In 2020, frozen fry exports were worth USD784m, down about 11%, thanks to falling demand from restaurants, cafeterias and other “food service” customers, according to Department of Agriculture figures finalized in May 2021.
The pandemic appears to be receding as an economic force. Washington state is expected to fully reopened in June 2021, with restaurants and retailers able to operate at full capacity after a year of shutdowns and restrictions. But the outlook is not all cheery for 2021. In May 2021, potato prices were low, below the cost of production.
“But at least we are not giving them away for free,” said Voigt, who said he was “a notch above” being cautiously optimistic about the coming year.

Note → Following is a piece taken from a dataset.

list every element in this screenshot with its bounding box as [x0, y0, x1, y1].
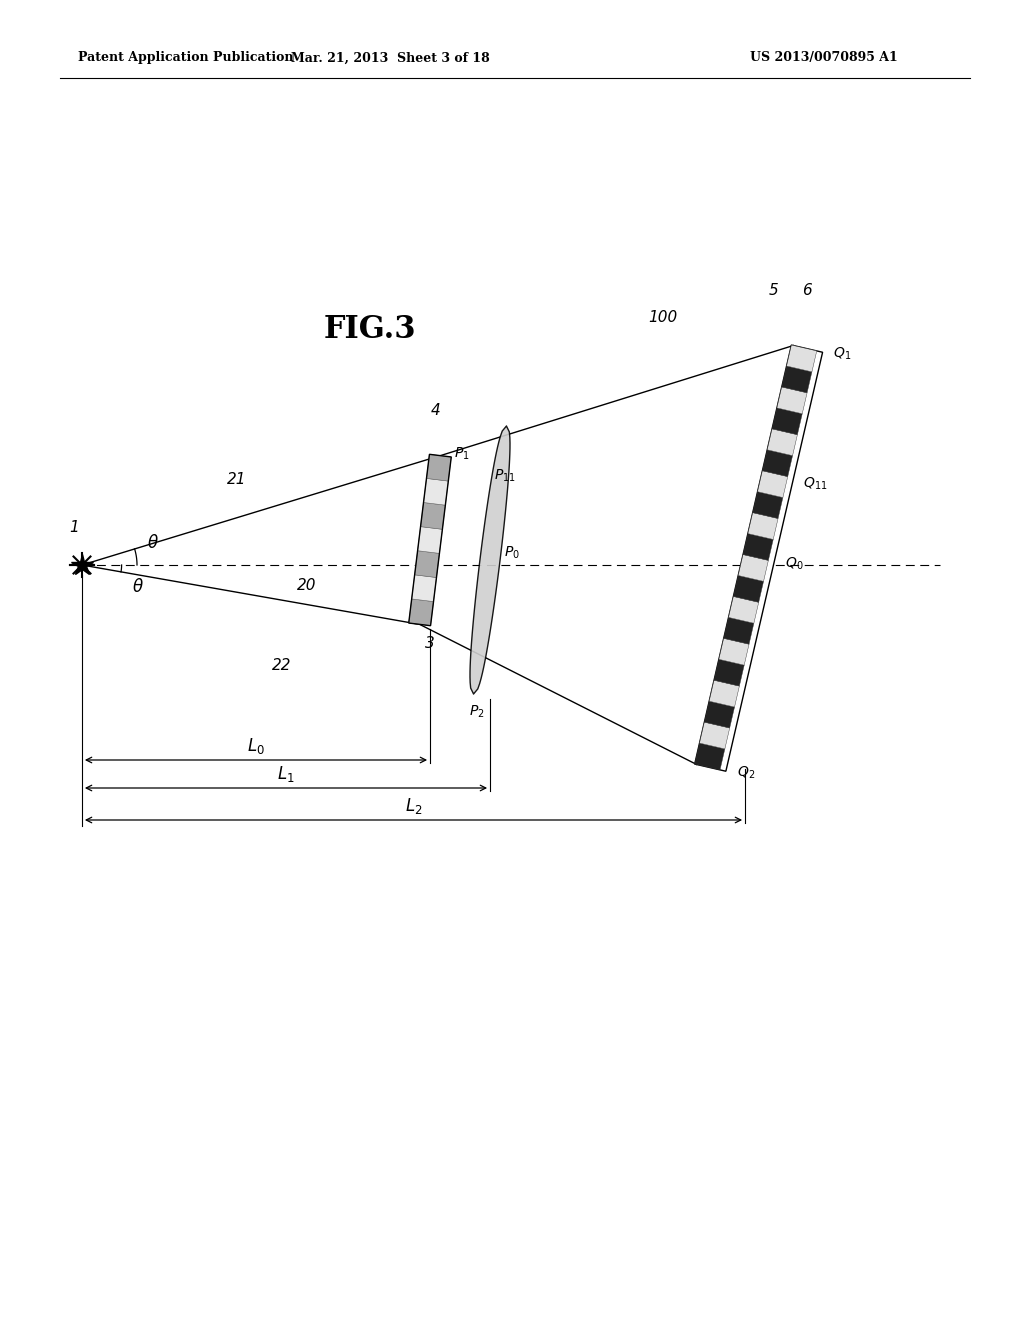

While markets normalize and consumer spending shifts back to spending on restaurants and services, there’s a lucrative spot on the potato horizon: Mexico. On April 28, 2021, the Mexican Supreme Court issued a 5-0 decision that opens the market to fresh U.S. potatoes in a long-running case over the role of its federal government in establishing trade regulations. U.S. potatoes had been banned beyond a 16-mile stretch along the U.S. border since 1996 over concerns about plant disease.
The National Potato Council estimates exports of fresh potatoes to Mexico will grow to USD200m, from the current USD60m.